In the 1960s, he was able to participate in experiments involving sperm and oocytes with Robert Edwards, the doctor whose work later created the world's first test tube baby. In 1978, Jones faced mandatory retirement from Johns Hopkins. The Joneses moved to Virginia and established the Jones Institute for Reproductive Medicine at the Eastern Virginia Medical School (EVMS). They created an in vitro fertilization (IVF) program at EVMS, which resulted in the 1981 birth of Elizabeth Jordan Carr, the first test tube baby in the country. Before his first successful IVF treatment, the clinic experienced 41 failed attempts at IVF.

After his wife developed Alzheimer's disease in the late 1990s, Jones officially retired from his institute so that he could care for her. However, as of 2013, Jones still spent a few hours per day at EVMS and was writing his twelfth book. In February 2012, Jones successfully appealed to Virginia legislators to stop a bill that would have declared life to begin at conception. Jones said that the bill would have interfered with medical treatment for infertility.

Jones has been recognized with a Distinguished Service Award from the American Congress of Obstetricians and Gynecologists. He was named a Fellow ad eundem of the Royal College of Obstetricians and Gynaecologists in 1986. Jones and his wife received Distinguished Alumnus Awards from Johns Hopkins University in 1997.

==Personal life==
In 2011, Jones wrote an article for The Yale Journal for Humanities in Medicine on his keys to a long life. "First, I am the result of a tremendous shuffling of genetic material, which included some 3 billion potential variables. I got lucky. My combination seems to confer longevity," he said. He also wrote that his career and his family life had been enjoyable and rewarding, which had enhanced his longevity.

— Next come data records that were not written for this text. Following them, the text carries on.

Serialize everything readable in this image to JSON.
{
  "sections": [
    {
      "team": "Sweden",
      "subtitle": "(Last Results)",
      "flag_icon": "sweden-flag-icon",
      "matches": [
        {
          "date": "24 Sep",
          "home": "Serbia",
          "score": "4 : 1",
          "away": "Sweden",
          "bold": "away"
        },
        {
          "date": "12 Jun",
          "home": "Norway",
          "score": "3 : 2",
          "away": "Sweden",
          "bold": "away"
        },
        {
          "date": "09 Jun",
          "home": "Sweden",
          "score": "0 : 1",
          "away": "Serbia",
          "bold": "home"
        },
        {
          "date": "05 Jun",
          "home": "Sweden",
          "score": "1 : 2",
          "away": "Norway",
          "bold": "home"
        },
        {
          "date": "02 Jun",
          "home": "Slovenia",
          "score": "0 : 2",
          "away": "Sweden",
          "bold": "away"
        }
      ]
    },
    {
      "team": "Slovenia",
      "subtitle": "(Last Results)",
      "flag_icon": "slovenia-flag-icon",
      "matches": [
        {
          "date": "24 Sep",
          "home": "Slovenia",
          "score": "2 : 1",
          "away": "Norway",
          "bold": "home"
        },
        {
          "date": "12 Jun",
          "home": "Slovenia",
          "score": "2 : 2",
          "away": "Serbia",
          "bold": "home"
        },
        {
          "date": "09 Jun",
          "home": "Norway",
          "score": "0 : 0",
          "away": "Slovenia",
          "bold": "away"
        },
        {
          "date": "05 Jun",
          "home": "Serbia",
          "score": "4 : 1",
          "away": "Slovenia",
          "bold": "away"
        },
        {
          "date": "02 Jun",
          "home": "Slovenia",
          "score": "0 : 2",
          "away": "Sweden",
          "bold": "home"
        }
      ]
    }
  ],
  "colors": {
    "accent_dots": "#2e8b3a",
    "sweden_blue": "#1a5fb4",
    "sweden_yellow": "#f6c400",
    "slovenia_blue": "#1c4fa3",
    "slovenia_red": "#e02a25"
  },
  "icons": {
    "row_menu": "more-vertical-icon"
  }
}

Jones was married for 64 years before his wife's 2005 death. A son, Howard Jones, III, became the chairman of obstetrics and gynecology at Vanderbilt University Medical Center in 2009. A daughter, Georgeanna Jones Klingensmith, is a pediatric endocrinologist in Denver.

==Death==
Jones died of respiratory failure on July 31, 2015, at the age of 104. He had been hospitalized at the Sentara Heart Hospital for the two weeks preceding his death.

==Selected publications==

===Articles===
- Jones Howard (2005). "Twenty-Five Years of In Vitro Fertilization: A Look Back and a Look Forward"
- Jones Howard W. (1993). "The Infertile Couple"

===Books===
- Jones, Howard W., Jr. (2015). "Howard & Georgeanna". Williamsburg, VA: Jamestowne Bookworks.
- Jones, Howard W., Jr. (2014). "In Vitro Fertilization Comes to America: Memoir of a Medical Breakthrough". Williamsburg, VA: Jamestowne Bookworks.
- Jones, Howard W., Jr. (2013). Personhood Revisited: Reproductive Technology, Bioethics, Religion and the Law. Minneapolis: Langdon Street Press.
- Crockin, Susan L., and Jones, Howard W., Jr. (2010). Legal Conceptions: The Evolving Law and Policy of Assisted Reproductive Technologies. Baltimore: Johns Hopkins University Press.